When we got home Porter was asking how the baby would come out. I should have known it was coming. He is at that stage where he has 3000 questions about every subject. I borrowed the answer from my friend Camille and just said Mommy's have a special place for babes to grow and come out. He was very sad that boys can't have babies in their tummies. He kept saying when he is a grown up, his is going to have a baby in his tummy, and he was upset when I said he wife would be the one to have the baby in her tummy. He didn't really understand even when I explained it, that the baby would still be his - just like he is daddy's, even if he didn't have it in his own tummy. Crazy kid.

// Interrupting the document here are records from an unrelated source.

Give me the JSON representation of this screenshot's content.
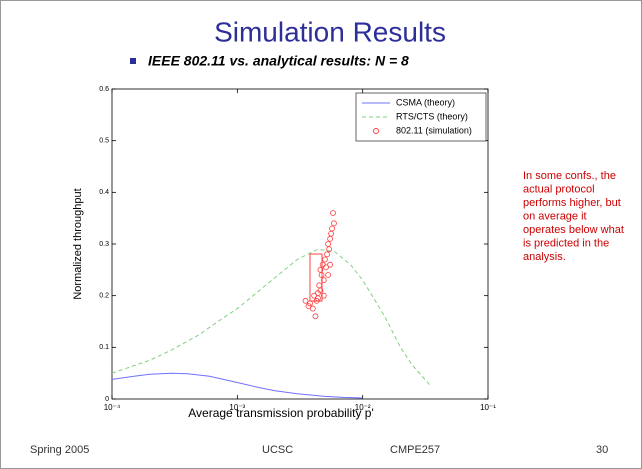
{
  "slide": {
    "title": "Simulation Results",
    "bullet": "IEEE 802.11 vs. analytical results: N = 8",
    "side_note": [
      "In some confs., the",
      "actual protocol",
      "performs higher, but",
      "on average it",
      "operates below what",
      "is predicted in the",
      "analysis."
    ],
    "footer": [
      "Spring 2005",
      "UCSC",
      "CMPE257",
      "30"
    ]
  },
  "chart_data": {
    "type": "line",
    "xlabel": "Average transmission probability p'",
    "ylabel": "Normalized throughput",
    "xscale": "log",
    "xlim": [
      0.0001,
      0.1
    ],
    "ylim": [
      0,
      0.6
    ],
    "xticks": [
      {
        "value": 0.0001,
        "label": "10⁻⁴"
      },
      {
        "value": 0.001,
        "label": "10⁻³"
      },
      {
        "value": 0.01,
        "label": "10⁻²"
      },
      {
        "value": 0.1,
        "label": "10⁻¹"
      }
    ],
    "yticks": [
      0,
      0.1,
      0.2,
      0.3,
      0.4,
      0.5,
      0.6
    ],
    "legend": "upper right",
    "series": [
      {
        "name": "CSMA (theory)",
        "color": "#7070ff",
        "style": "solid",
        "x": [
          0.0001,
          0.00015,
          0.0002,
          0.0003,
          0.0004,
          0.0006,
          0.001,
          0.0015,
          0.002,
          0.003,
          0.005,
          0.007,
          0.01
        ],
        "values": [
          0.038,
          0.044,
          0.048,
          0.05,
          0.049,
          0.044,
          0.032,
          0.022,
          0.016,
          0.01,
          0.005,
          0.003,
          0.002
        ]
      },
      {
        "name": "RTS/CTS (theory)",
        "color": "#80d080",
        "style": "dashed",
        "x": [
          0.0001,
          0.0002,
          0.0003,
          0.0005,
          0.0007,
          0.001,
          0.0015,
          0.002,
          0.003,
          0.0044,
          0.006,
          0.008,
          0.01,
          0.015,
          0.02,
          0.025,
          0.035
        ],
        "values": [
          0.05,
          0.075,
          0.095,
          0.125,
          0.15,
          0.175,
          0.21,
          0.235,
          0.27,
          0.29,
          0.285,
          0.26,
          0.23,
          0.16,
          0.1,
          0.065,
          0.025
        ]
      },
      {
        "name": "802.11 (simulation)",
        "color": "#ff4040",
        "style": "markers",
        "x": [
          0.0035,
          0.0037,
          0.0038,
          0.004,
          0.0041,
          0.0042,
          0.0043,
          0.0044,
          0.0045,
          0.0046,
          0.0047,
          0.0048,
          0.0049,
          0.005,
          0.0051,
          0.0052,
          0.0053,
          0.0054,
          0.0055,
          0.0056,
          0.0057,
          0.0058,
          0.0059,
          0.0055,
          0.0053,
          0.0049,
          0.0046,
          0.0044
        ],
        "values": [
          0.19,
          0.18,
          0.185,
          0.175,
          0.2,
          0.16,
          0.19,
          0.205,
          0.22,
          0.25,
          0.24,
          0.26,
          0.23,
          0.27,
          0.255,
          0.28,
          0.3,
          0.29,
          0.31,
          0.32,
          0.33,
          0.36,
          0.34,
          0.26,
          0.24,
          0.2,
          0.21,
          0.195
        ]
      }
    ]
  }
}
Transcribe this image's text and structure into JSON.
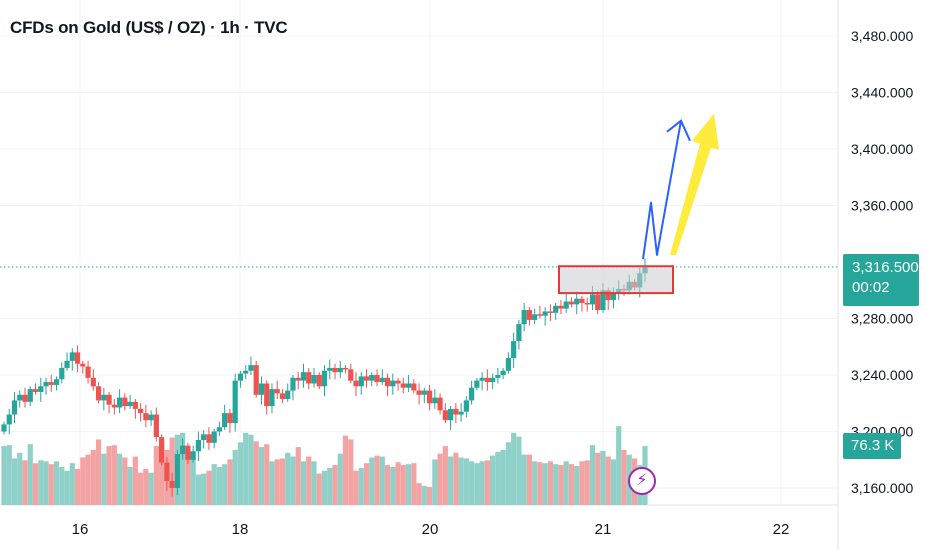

He has got to be one of very few males that would want the experience. :)
Especially this pregnancy. I wasn't throwing up with either of the boys. Nauseous a great deal of the time, but never throwing up. This time around, a day hasn't gone by that I am not sick. All it takes is walking down the stairs to have me heading for porcelain, which is a bit tough in my house since we live in a split level; unavoidable. My gag reflex is on a hair trigger, and oddly enough, dryheaving has become the most common occurrence. Sorry for TMI. I thought it was odd, so I looked it up, and apparently there are a lot of people out there who have that during pregnancy, rather than actual throwing up. Because of it, dryheaving and losing my meals, I have not had my voice for the last week. Crazy. I am keeping my fingers crossed that I have it back by Sunday because I am supposed to sing and I don't want to let people down if I can't hit the higher notes. And then I sing again in a couple weeks. Hopefully by then, I will be starting to feel better.
Really I can't complain too much though, as it has been very reassuring that things are going well. On the rare day that I don't feel sick, there is always this niggling thought in the back of my mind, what if something has gone wrong. It is a new thing. Adam and I talked about it recently - after we had gone through a couple miscarriages, it takes some of the joy out of pregnancy, because even when you have a healthy pregnancy, you can't help but worry that something will happen and you will lose this one too. I never had that worry with either of my boys. Not that there wasn't the same chance for something to go wrong, I just never gave it a thought. Now, I count being so sick as a blessing from God, to let me know that things are going well. I have also been much more sick in the afternoon/evenings than mornings, which has been a blessing, since I work mornings. I can drop the twins off at school and usually get my boys down for their naps before I hit the worst of feeling sick. And the occasional flutter in the last week have been the same for me. I know it is incredibly early to feel movement, but I feel like that has been God letting me know that this little one is happy and healthy. His gift to me to set my mind at ease. I have so much to be grateful for.